The government is also considering a proposal regarding imposition of 1 per cent regulatory duty on all import items. This decision would not only help in generating revenues but would also reduce increasing import bill of the country. The soaring imports are widening the current account deficit of the country, which is eroding foreign exchange reserves.

The government is considering measures to achieve the desired tax collection target of Rs4,435 for the current fiscal year against collection of Rs3,842 billion during the previous fiscal year. FBR had revised its collection target to Rs3,935 billion but it had actually collected only Rs3,842 billion during the year.

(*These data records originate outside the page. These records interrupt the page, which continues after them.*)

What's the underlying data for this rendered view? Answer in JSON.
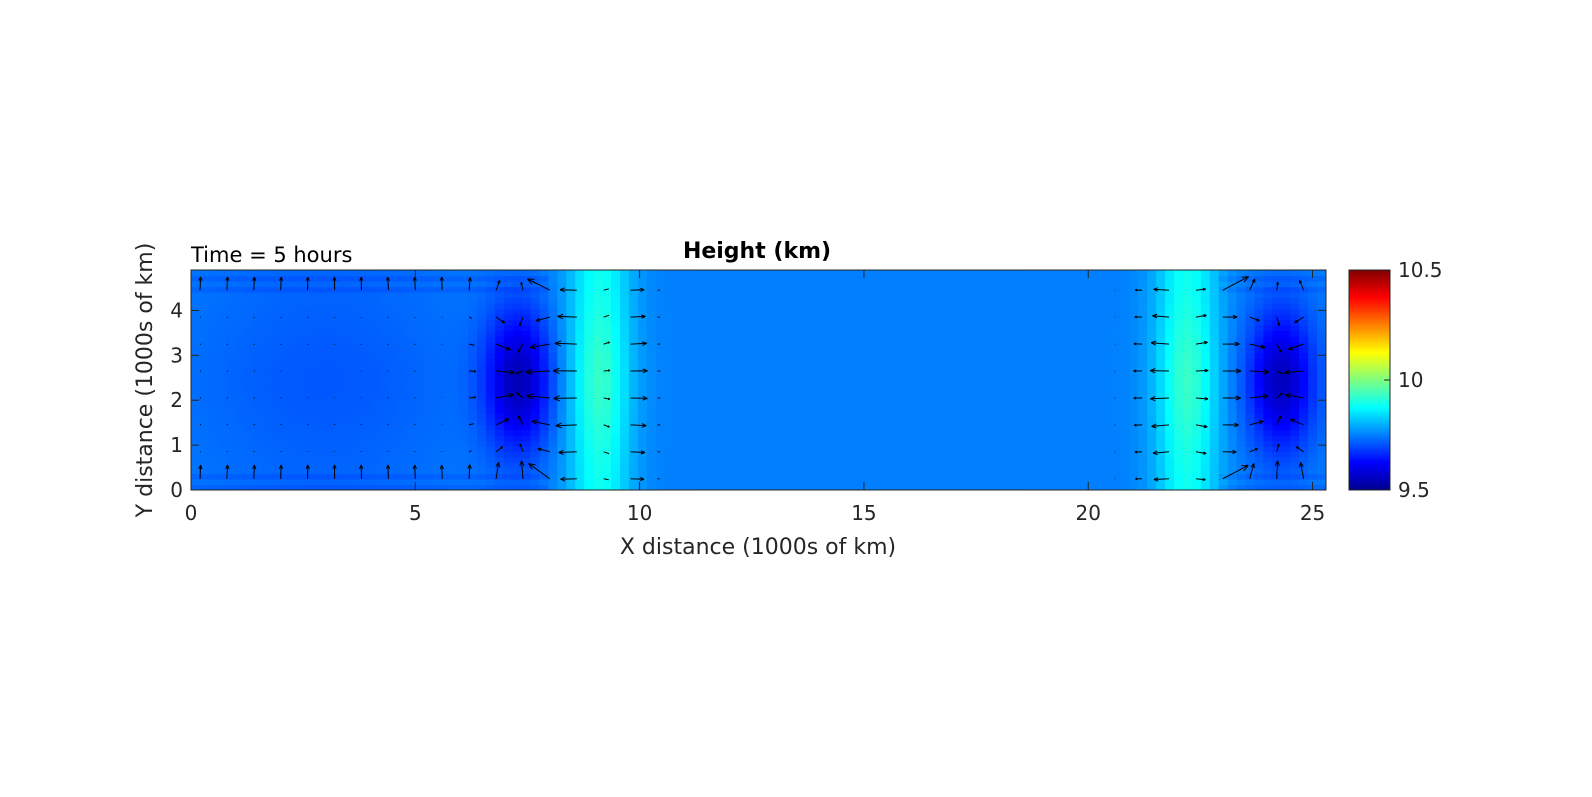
{
  "chart_data": {
    "type": "heatmap",
    "title": "Height (km)",
    "annotation": "Time = 5 hours",
    "xlabel": "X distance (1000s of km)",
    "ylabel": "Y distance (1000s of km)",
    "xlim": [
      0,
      25.3
    ],
    "ylim": [
      0,
      4.9
    ],
    "xticks": [
      "0",
      "5",
      "10",
      "15",
      "20",
      "25"
    ],
    "yticks": [
      "0",
      "1",
      "2",
      "3",
      "4"
    ],
    "colormap": "jet",
    "clim": [
      9.5,
      10.5
    ],
    "colorbar_ticks": [
      "9.5",
      "10",
      "10.5"
    ],
    "background_height": 9.75,
    "features": [
      {
        "kind": "depression",
        "x_center": 7.3,
        "y_center": 2.45,
        "min_height": 9.55
      },
      {
        "kind": "ridge",
        "x_center": 9.1,
        "max_height": 9.93
      },
      {
        "kind": "ridge",
        "x_center": 22.2,
        "max_height": 9.93
      },
      {
        "kind": "depression",
        "x_center": 24.3,
        "y_center": 2.45,
        "min_height": 9.55
      }
    ],
    "vector_field": "wind velocity arrows (quiver)"
  }
}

On the other hand, the government is planning to cut the development budget massively. The Planning Division has been told in written to stop releasing funds to unapproved projects with less than 20 per cent expenditures incurred. However, they were verbally ordered by the secretary to stop releasing all the funds till further order, it has been learnt.

The government wants to rationalise the PSDP funds with an aim to revise it downward and is planning to impose cut on less important, unapproved and slow-moving projects.

The government is working on reducing federal development programme to about Rs775 billion from the Rs1,030 billion set in the budget 2018-19. This would provide about Rs250-255 billion or 25 per cent saving to the government.